FAMILY First leader Steve Fielding will leave an unfortunate legacy when his Senate term expires next month. His eleventh-hour change of heart over Tony Abbott’s bill to wind back Queensland’s controversial Wild Rivers laws will almost certainly see the Opposition Leader’s legislation defeated, along with the aspirations of Cape York traditional owners who want real employment opportunities to break the cycle of welfare dependency.
Nobody denies the importance of pristine Cape York rivers and their surrounds, which traditional owners were looking after long before white settlement. But they do not need heavy-handed legislation imposing severe restrictions on any development near the rivers or catchment areas to ensure their environment remains healthy. They desperately need the chance to achieve self-sufficiency.
At stake are important projects such as the cultivation of native pongamia trees near the Lockhart River to provide diesel biofuel, an ideal niche industry for the area. A bauxite mine that would have provided more than 1300 jobs for unemployed indigenous people at Pisolite Hills near Weipa on the western Cape has already been scuttled by the Queensland legislation, which was imposed by the Bligh government to appease urban green groups such as the Wilderness Society.
As Cape York Institute director Noel Pearson wrote on Saturday, Senator Fielding travelled to Cape York with Labor senator Mark Furner but did not visit the people most affected by the laws, who live near the Lockhart, Stewart and Archer rivers. The senator rejected an approach to meet representatives of the local communities.

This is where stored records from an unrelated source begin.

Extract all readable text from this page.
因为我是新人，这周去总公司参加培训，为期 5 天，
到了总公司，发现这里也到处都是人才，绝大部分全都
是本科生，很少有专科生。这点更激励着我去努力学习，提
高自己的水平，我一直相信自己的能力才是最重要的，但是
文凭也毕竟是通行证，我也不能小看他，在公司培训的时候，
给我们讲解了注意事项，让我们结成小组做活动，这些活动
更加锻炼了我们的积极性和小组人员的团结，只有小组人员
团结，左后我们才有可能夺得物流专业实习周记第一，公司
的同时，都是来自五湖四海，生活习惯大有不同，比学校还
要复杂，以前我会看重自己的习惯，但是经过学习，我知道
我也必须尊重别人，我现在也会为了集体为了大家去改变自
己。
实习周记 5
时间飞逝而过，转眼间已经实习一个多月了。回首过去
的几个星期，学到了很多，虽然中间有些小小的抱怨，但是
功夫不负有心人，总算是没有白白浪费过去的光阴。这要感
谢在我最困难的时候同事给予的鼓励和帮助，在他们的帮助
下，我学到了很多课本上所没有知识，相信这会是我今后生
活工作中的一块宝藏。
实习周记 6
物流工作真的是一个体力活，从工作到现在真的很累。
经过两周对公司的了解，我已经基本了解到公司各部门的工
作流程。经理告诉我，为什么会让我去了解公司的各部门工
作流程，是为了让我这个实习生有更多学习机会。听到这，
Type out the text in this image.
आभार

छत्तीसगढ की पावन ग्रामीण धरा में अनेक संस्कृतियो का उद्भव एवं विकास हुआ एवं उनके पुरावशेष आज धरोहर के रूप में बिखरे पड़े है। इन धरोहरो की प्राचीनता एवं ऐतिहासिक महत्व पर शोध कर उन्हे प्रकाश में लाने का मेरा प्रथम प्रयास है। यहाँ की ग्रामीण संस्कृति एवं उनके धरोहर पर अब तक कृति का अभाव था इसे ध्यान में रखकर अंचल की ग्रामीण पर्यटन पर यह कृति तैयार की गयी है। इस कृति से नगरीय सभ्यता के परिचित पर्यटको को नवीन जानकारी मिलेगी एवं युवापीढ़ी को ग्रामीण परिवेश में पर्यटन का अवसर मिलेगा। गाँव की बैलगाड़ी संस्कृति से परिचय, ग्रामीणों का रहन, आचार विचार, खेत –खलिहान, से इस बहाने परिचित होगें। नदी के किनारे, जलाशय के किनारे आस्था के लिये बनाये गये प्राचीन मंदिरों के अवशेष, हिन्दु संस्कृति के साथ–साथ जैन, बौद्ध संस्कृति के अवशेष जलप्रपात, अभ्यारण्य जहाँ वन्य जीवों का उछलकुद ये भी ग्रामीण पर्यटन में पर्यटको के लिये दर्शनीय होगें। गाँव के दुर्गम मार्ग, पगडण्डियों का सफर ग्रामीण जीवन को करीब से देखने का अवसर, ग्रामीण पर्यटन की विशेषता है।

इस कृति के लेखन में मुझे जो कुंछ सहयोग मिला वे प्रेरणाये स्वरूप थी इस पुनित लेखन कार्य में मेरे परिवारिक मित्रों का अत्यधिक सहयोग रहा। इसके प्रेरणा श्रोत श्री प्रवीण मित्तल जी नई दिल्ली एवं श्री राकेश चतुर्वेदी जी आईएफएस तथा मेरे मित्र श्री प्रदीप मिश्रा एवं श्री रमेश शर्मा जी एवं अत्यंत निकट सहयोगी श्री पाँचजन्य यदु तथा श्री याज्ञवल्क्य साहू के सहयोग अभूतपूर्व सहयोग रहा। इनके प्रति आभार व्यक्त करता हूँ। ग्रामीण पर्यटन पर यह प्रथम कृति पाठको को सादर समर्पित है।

On its website, Family First claims to understand “that most of us have simple yet important aspirations. We want to earn a living doing work we like so we can provide for our families and someday own a home.” In siding with urban, anti-development environmentalists to sink Mr Abbott’s bill, Senator Fielding will ensure that Cape York remains locked up from productive enterprises that would give local people the chance to aspire to the very values Family First purports to uphold.
There is, however, one crumb of comfort from Senator Fielding’s late discovery of the wilderness. It is there that his political career is heading.